Despertarme en tu abrazo me reconforta. Me siento segura aunque muchos te encuentren imponente incluso atemorizante, debido a tu gran altura y dimensiones ¡Eres tan grande! O quizás tu temperamento, quienes te hemos conocido en uno de esos momentos cuando tu cuerpo se mueve violento y sin control nos hemos sentido más frágiles y vulnerables que nunca.
Yo tengo mi lugar en ti, en ese hueco justo entre el hombro y el cuello; ése es mi lugar, el aroma característico me lo dice: huele a hogar, a libros, a café por las mañanas, a pan tostado, a cabezas de niños que jugaron futbol en el recreo, a lavanda y detergente. Incluso antes de abrir los ojos, sé que estoy allí, en mi refugio y mi guarida, a salvo.

A veces tu abrazo me regala aroma a camisa limpia, a vapor de tintorería, a tela recién planchada. Otras a trajín, a ese acelerado ritmo que nos hace sentir que metimos la cabeza en un hormiguero, la actividad es frenética, solo tú sabes a dónde vas (tal vez ni tú lo sepas), tus brazos huelen a sudor, a trabajo físico, a cemento en fragua y pintura fresca, no todos lo encuentran grato pero a mí me gusta porque significa que estas ocupado creando y creciendo.

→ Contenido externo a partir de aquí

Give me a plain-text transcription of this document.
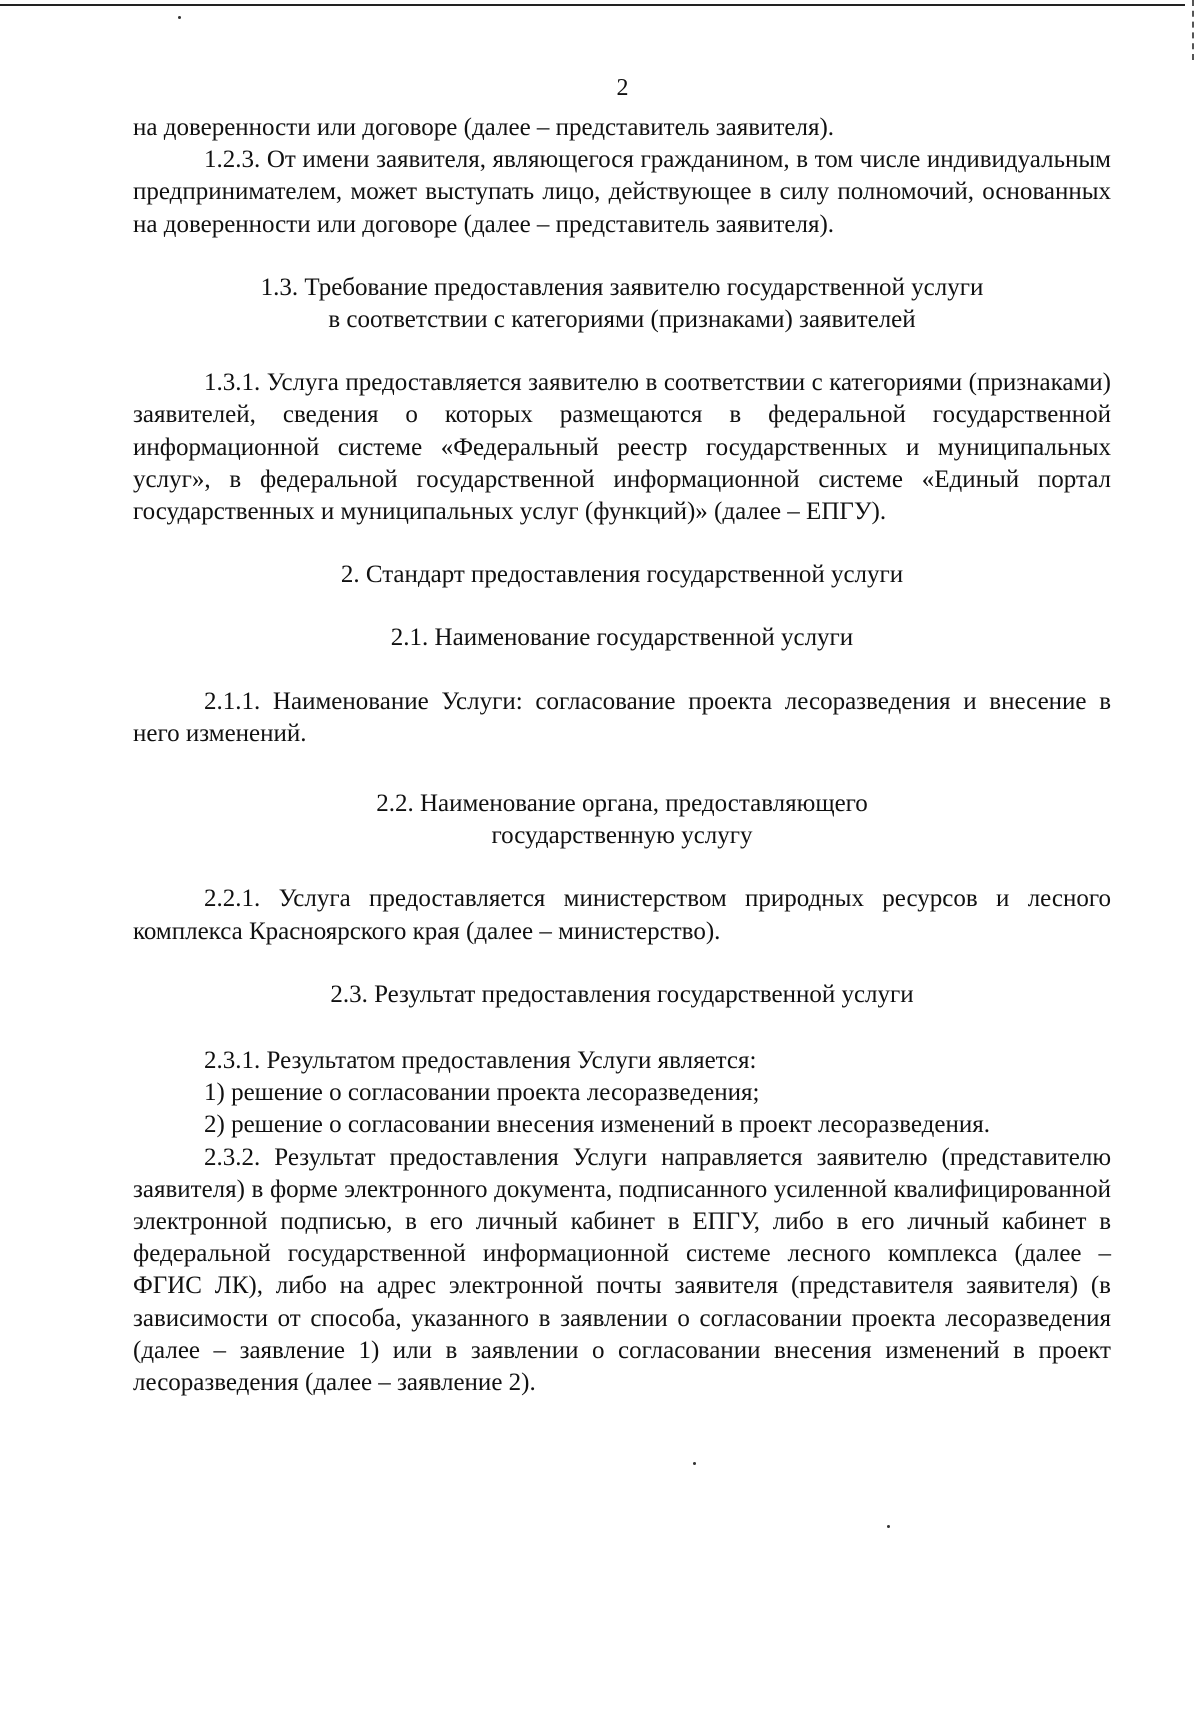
2

на доверенности или договоре (далее – представитель заявителя).

1.2.3. От имени заявителя, являющегося гражданином, в том числе индивидуальным предпринимателем, может выступать лицо, действующее в силу полномочий, основанных на доверенности или договоре (далее – представитель заявителя).

1.3. Требование предоставления заявителю государственной услуги
в соответствии с категориями (признаками) заявителей

1.3.1. Услуга предоставляется заявителю в соответствии с категориями (признаками) заявителей, сведения о которых размещаются в федеральной государственной информационной системе «Федеральный реестр государственных и муниципальных услуг», в федеральной государственной информационной системе «Единый портал государственных и муниципальных услуг (функций)» (далее – ЕПГУ).

2. Стандарт предоставления государственной услуги
2.1. Наименование государственной услуги

2.1.1. Наименование Услуги: согласование проекта лесоразведения и внесение в него изменений.

2.2. Наименование органа, предоставляющего
государственную услугу

2.2.1. Услуга предоставляется министерством природных ресурсов и лесного комплекса Красноярского края (далее – министерство).

2.3. Результат предоставления государственной услуги

2.3.1. Результатом предоставления Услуги является:

1) решение о согласовании проекта лесоразведения;

2) решение о согласовании внесения изменений в проект лесоразведения.

2.3.2. Результат предоставления Услуги направляется заявителю (представителю заявителя) в форме электронного документа, подписанного усиленной квалифицированной электронной подписью, в его личный кабинет в ЕПГУ, либо в его личный кабинет в федеральной государственной информационной системе лесного комплекса (далее – ФГИС ЛК), либо на адрес электронной почты заявителя (представителя заявителя) (в зависимости от способа, указанного в заявлении о согласовании проекта лесоразведения (далее – заявление 1) или в заявлении о согласовании внесения изменений в проект лесоразведения (далее – заявление 2).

Sin embargo hay momentos en que te transformas en un monstruo, me aterra el olor a ira, a sangre y bilis, a agua estancada y basura pudriéndose al sol. Es el olor del miedo del más débil y el envalentonamiento del de los puños más grandes. Cuando lo percibo, mi cuerpo se tensa, sólo quiere estar a buen resguardo, con pasos cortos y rápidos escapo, hasta llegar al refugio de la calidez de unas tortillas calientes o pan recién horneado.

A veces, querido mío, hueles a niño travieso que se roba una naranja en el mercado, tus dedos se impregnan del zumo cítrico, apenas rebasas la altura de los puestos, corres entre frutas: sandías, melones, mangos, mandarinas, guanábanas, incluso nísperos; pasas entre claveles, rosas, nubes blancas, lilís exuberantes. No paras, corres, ahora son limones y cebollas los que te franquean el paso, luego zapatos nuevos y juguetes traídos de China, plásticos y desechables. Corres, corres, solo te detienes cuando te abraza el olor a libros viejos que pasan de mano en mano, llevando un poco del perfume del autor y un mucho de la esencia de cada lector. Entonces decides gozar de tu botín, con tus dedos ávidos pelas la naranja, su esencia invade el pasillo, una mujer voltea atraída por esa fruta prohibida que a mordiscos entrega su jugo más fresco y dulce. Eres ese niño sudoroso y juguetón que se regocija en el triunfo de su travesura.

Tú, eres todos nosotros: niños, mujeres, jóvenes, viejos, forasteros, locales, estudiantes, maestros, analfabetos, intelectuales, hípsters, burócratas godínez, madres solteras, casados, divorciados, regettoneros, metaleros, panboleros, ciclistas, privilegiados, desposeídos, amados y olvidados, cada uno te nombra distinto: yo te llamo casa, mi querido Mejicalpán.